Cornell Engineering is also leading a separate JUMP 2.0 center focused on accelerating the creation of energy-efficient semiconductor materials and technologies, and develop revolutionary new approaches for microelectronics systems. The SUPeRior Energy-efficient Materials and dEvices (SUPREME) Center will be led by Huili Grace Xing, the William L. Quackenbush Professor of Engineering in electrical and computer engineering and in materials science and engineering.
“These are truly exciting times for semiconductor research at Cornell. I am excited to see the level of Cornell Engineering participation in multiple JUMP 2.0 initiatives,” said Cornell Engineering Dean Lynden Archer. “I believe this reflects the collaborative ethos that underpins our college's success.”
As part of ACE, Zhiru Zhang, associate professor, will lead the team focused on the theme of “heterogenous computing platforms.” José Martínez, the Lee Teng-hui Professor, will serve as the theme lead for “distributed evolvable memory and storage.” Edward Suh, professor, will be a member of the team focused on “security, privacy, and correctness.”
The idea of evolvable computing means that new accelerator hardware, memory structures, communication, security mechanisms, everything in the stack needs to be designed to be easily extensible, composable and also perhaps reusable to adapt to changing needs.
Individual effort has previously been largely in silos, lacking the broader system level and network level views to allow individual research efforts to have significant practical impact.

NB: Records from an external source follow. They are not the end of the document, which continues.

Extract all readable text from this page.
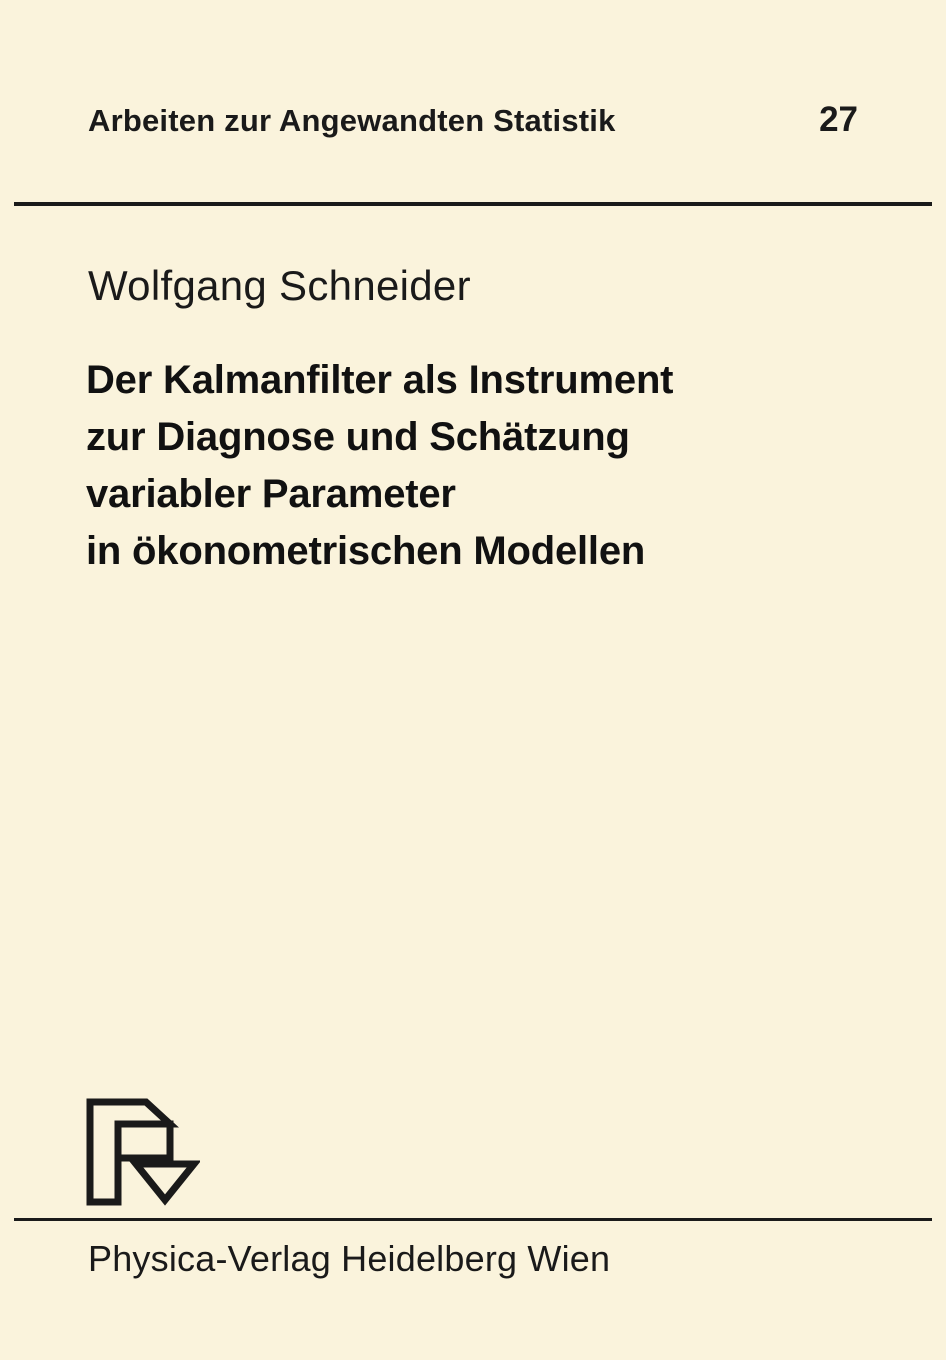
Arbeiten zur Angewandten Statistik	27
Wolfgang Schneider
Der Kalmanfilter als Instrument
zur Diagnose und Schätzung
variabler Parameter
in ökonometrischen Modellen
Physica-Verlag Heidelberg Wien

This new center brings together 21 principal investigators who are faculty members from 13 different institutions the top universities in the country.
“What we are trying to understand is how best to design and equip computers of all sizes, from processor cores to planet scale distributed systems, to meet the continually growing and evolving computational and data processing challenges of the next decade,” Martínez said.
Evolvable computing is driven by the challenges and opportunities that technological advancements bring, Martínez explained. “Since new components continuously emerge, we therefore need to integrate them seamlessly into the computing environment,” he said.
Zhang is leading a research theme that focuses on improving the efficiency and usability of domain-specific hardware accelerators in distributed systems. "We aim to make these accelerators easier to program, scale and interface with. This will allow them to better adapt to the constantly evolving needs of applications and technology,” Zhang said.
ACE will be directed by Josep Torrellas, the Saburo Muroga Professor of Computer Science at UIUC. The Assistant Director will be Minlan Yu, the Gordon McKay Professor at Harvard. ACE includes faculty from the University of Illinois, Harvard, Cornell, Georgia Tech, MIT, Ohio State, Purdue, Stanford, the University of California San Diego, the University of Kansas, the University of Michigan, The University of Texas at Austin, and the University of Washington.